Distribute the quota explicitly across both layers:
{
"layer": [
{
"range": {
"fields": [
{ "field": "site_id", "values": [1, 7] }
]
},
"quota": 4000
},
{
"range": {
"fields": [
{ "field": "site_id", "values": [5, 10] }
]
},
"quota": 1000
}
]
}Target a multi-dimensional range
When documents are sorted by multiple fields — for example, by site_id and then by static_score within each site — define a range across both dimensions.
Retrieve pages with a static score above 100 from sites 1 and 7:
{
"layer": [
{
"range": {
"fields": [
{ "field": "site_id", "values": [1, 7] },
{ "field": "static_score", "values": "[100,]" }
]
},
"quota": 4000
}
]
}Enclose range values for numeric fields in double quotation marks when using open-ended intervals, such as "[100,]".Balance result count and query performance
A single query mode trades off result volume against performance:
| Query mode | Result volume | Performance |
|---|---|---|
A AND B | Low | High |
A OR B | High | Low |
A RANK B | Medium | Medium |
No single mode covers all cases.
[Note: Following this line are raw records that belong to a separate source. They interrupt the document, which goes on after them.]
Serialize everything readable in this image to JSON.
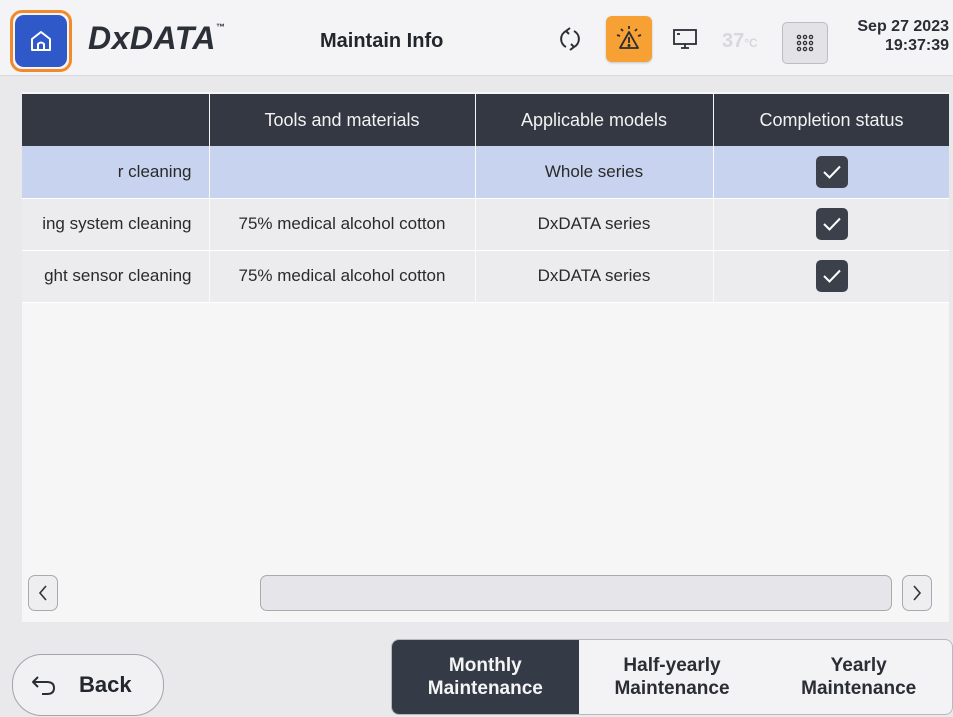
{
  "header": {
    "logo": "DxDATA",
    "logo_mark": "™",
    "title": "Maintain Info",
    "temperature": "37",
    "temperature_unit": "°C",
    "date": "Sep 27 2023",
    "time": "19:37:39",
    "icons": [
      "home-icon",
      "sync-icon",
      "alarm-icon",
      "monitor-icon",
      "keypad-icon"
    ],
    "alarm_color": "#f7a033",
    "accent_color": "#2f58c9"
  },
  "table": {
    "columns": [
      "",
      "Tools and materials",
      "Applicable models",
      "Completion status"
    ],
    "rows": [
      {
        "item": "r cleaning",
        "tools": "",
        "models": "Whole series",
        "completed": true,
        "selected": true
      },
      {
        "item": "ing system cleaning",
        "tools": "75% medical alcohol cotton",
        "models": "DxDATA series",
        "completed": true,
        "selected": false
      },
      {
        "item": "ght sensor cleaning",
        "tools": "75% medical alcohol cotton",
        "models": "DxDATA series",
        "completed": true,
        "selected": false
      }
    ]
  },
  "footer": {
    "back_label": "Back",
    "tabs": [
      {
        "line1": "Monthly",
        "line2": "Maintenance",
        "active": true
      },
      {
        "line1": "Half-yearly",
        "line2": "Maintenance",
        "active": false
      },
      {
        "line1": "Yearly",
        "line2": "Maintenance",
        "active": false
      }
    ]
  }
}
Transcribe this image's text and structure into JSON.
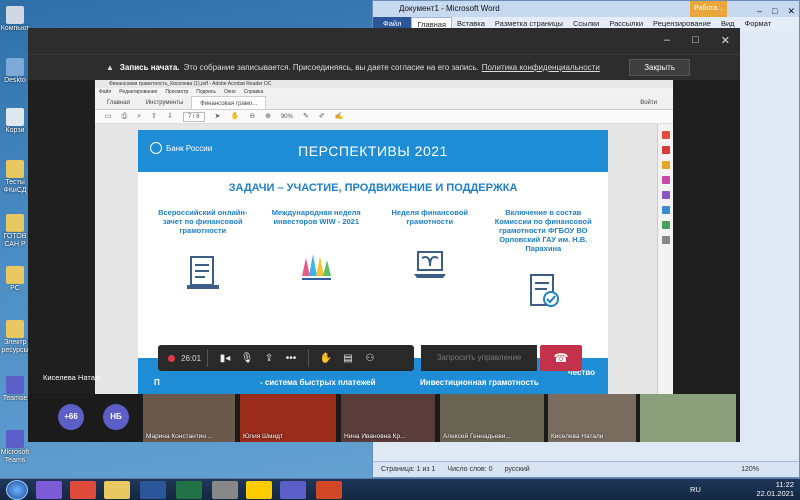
{
  "desktop": {
    "icons": [
      "Компьют",
      "Deskto",
      "Корзи",
      "Тесты ФКиСД",
      "ГОТОВ САН Р",
      "РС",
      "Электр ресурсы",
      "Teamse",
      "Microsoft Teams"
    ]
  },
  "word": {
    "title": "Документ1 - Microsoft Word",
    "badge": "Работа...",
    "menu": [
      "Файл",
      "Главная",
      "Вставка",
      "Разметка страницы",
      "Ссылки",
      "Рассылки",
      "Рецензирование",
      "Вид",
      "Формат"
    ],
    "status": {
      "page": "Страница: 1 из 1",
      "words": "Число слов: 0",
      "lang": "русский",
      "zoom": "120%"
    }
  },
  "teams": {
    "recording": {
      "bold": "Запись начата.",
      "text": "Это собрание записывается. Присоединяясь, вы даете согласие на его запись.",
      "link": "Политика конфиденциальности",
      "close": "Закрыть"
    },
    "acrobat": {
      "title": "Финансовая грамотность_Киселева (1).pdf - Adobe Acrobat Reader DC",
      "menu": [
        "Файл",
        "Редактирование",
        "Просмотр",
        "Подпись",
        "Окно",
        "Справка"
      ],
      "tabs": [
        "Главная",
        "Инструменты",
        "Финансовая грамо..."
      ],
      "login": "Войти",
      "page": "7 / 8",
      "zoom": "90%"
    },
    "slide": {
      "logo": "Банк России",
      "title": "ПЕРСПЕКТИВЫ 2021",
      "subtitle": "ЗАДАЧИ – УЧАСТИЕ, ПРОДВИЖЕНИЕ И ПОДДЕРЖКА",
      "columns": [
        "Всероссийский онлайн-зачет по финансовой грамотности",
        "Международная неделя инвесторов WIW - 2021",
        "Неделя финансовой грамотности",
        "Включение в состав Комиссии по финансовой грамотности ФГБОУ ВО Орловский ГАУ им. Н.В. Парахина"
      ],
      "bottom_left": "система быстрых платежей",
      "bottom_right": "Инвестиционная грамотность",
      "bottom_far": "чество",
      "bottom_start": "П"
    },
    "controls": {
      "timer": "26:01",
      "take_control": "Запросить управление"
    },
    "self_name": "Киселева Натал",
    "overflow": "+66",
    "initials": "НБ",
    "participants": [
      "Марина Константин...",
      "Юлия Шмидт",
      "Нина Ивановна Кр...",
      "Алексей Геннадьеви...",
      "Киселева Натали",
      ""
    ]
  },
  "taskbar": {
    "lang": "RU",
    "time": "11:22",
    "date": "22.01.2021"
  }
}
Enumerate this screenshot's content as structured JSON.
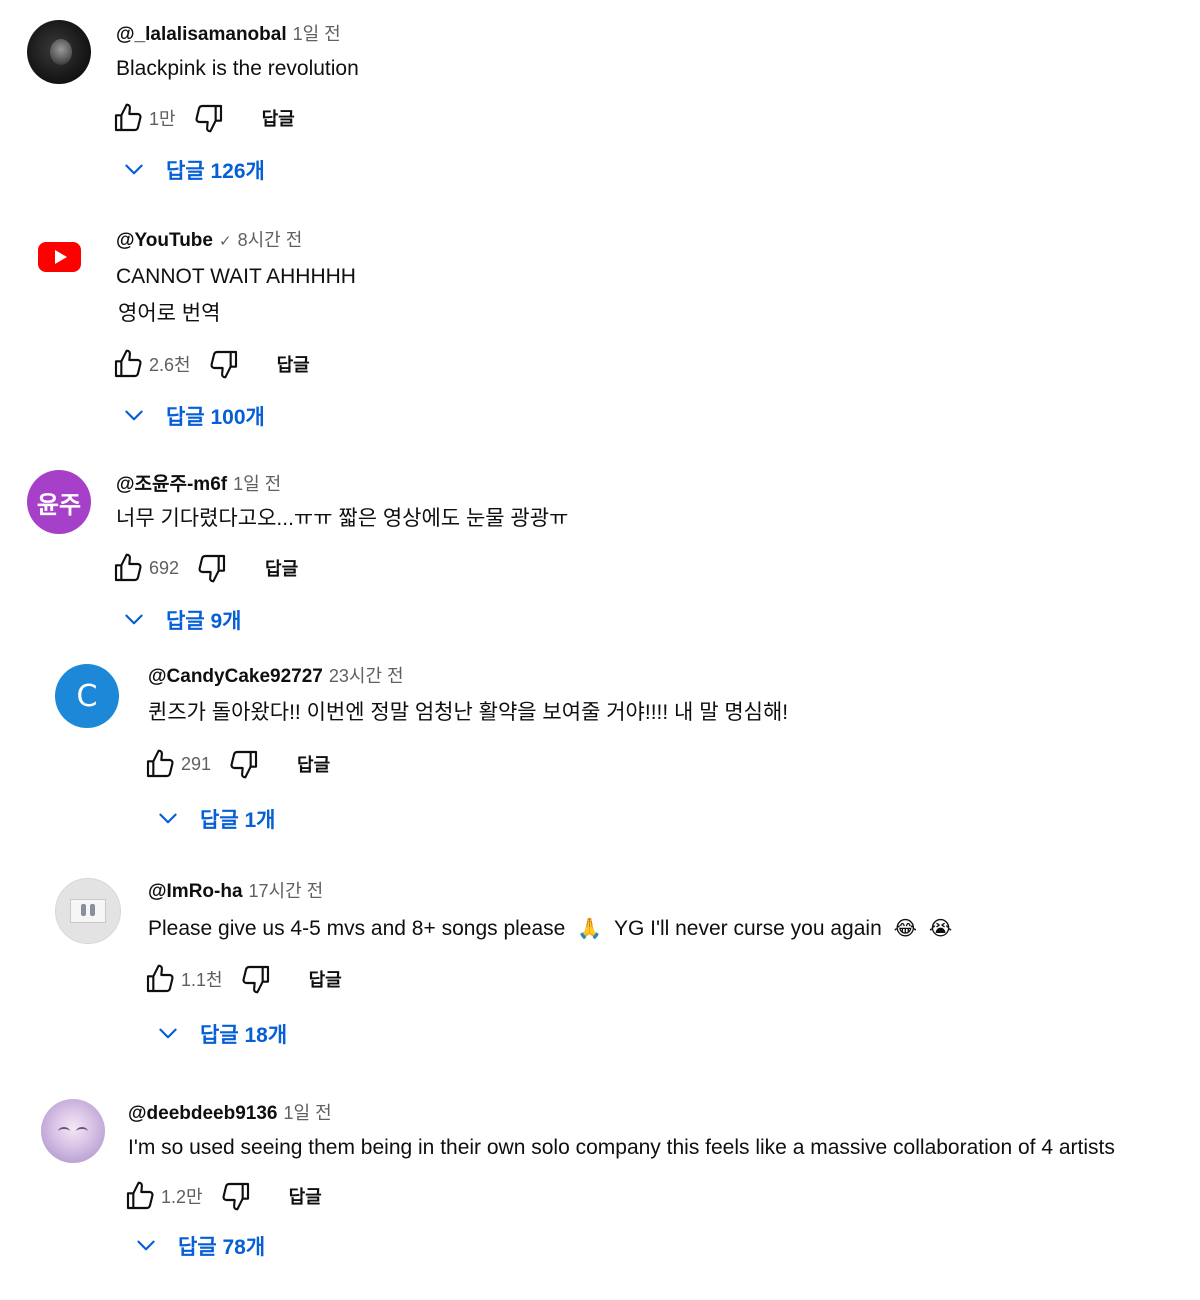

To obtain sufficient results without compromising query performance, you can specify multiple query modes in one query statement. A layered query chains all three modes: A OR B fills the quota first with the broadest results, A RANK B adds medium-precision results if needed, and A AND B fills any remaining gap with the highest-precision matches.
{
"query": "A OR B;A RANK B;A AND B",
"layer": [
{ "quota": 1000 },
{ "quota": 1000 },
{ "quota": 1000 }
]
}Layers after the first are only scanned when earlier layers fall short of their quota. If the first-layer query (A OR B) returns sufficient results, later layers are not scanned. Set quotas based on the expected result distribution for your data.Prioritize real-time data
When result freshness matters, query %unsorted (real-time) data first, then fall back to sorted data. Use %percent to further control which portion of the sorted range is scanned.
Query real-time data first, then the lower-ranked 50% of sorted documents in services 1 and 3, then the top 50%:
{
"layer": [
{
"range": {
"index_type": "%unsorted"
},
"quota": 5000
},
{
"range": {
"index_type": "%sorted",
"fields": [
{ "field": "service_id", "values": [1, 3] }
],
"percent": "[50,100)"
},
"quota": 0
},
{
"range": {
"index_type": "%sorted",
"fields": [
{ "field": "service_id", "values": [1, 3] }
],
"percent": "[0,50)"
},
"quota": 0
}
]
}%percent accepts a half-open interval in [value1, value2) format, where values represent percentages of the range.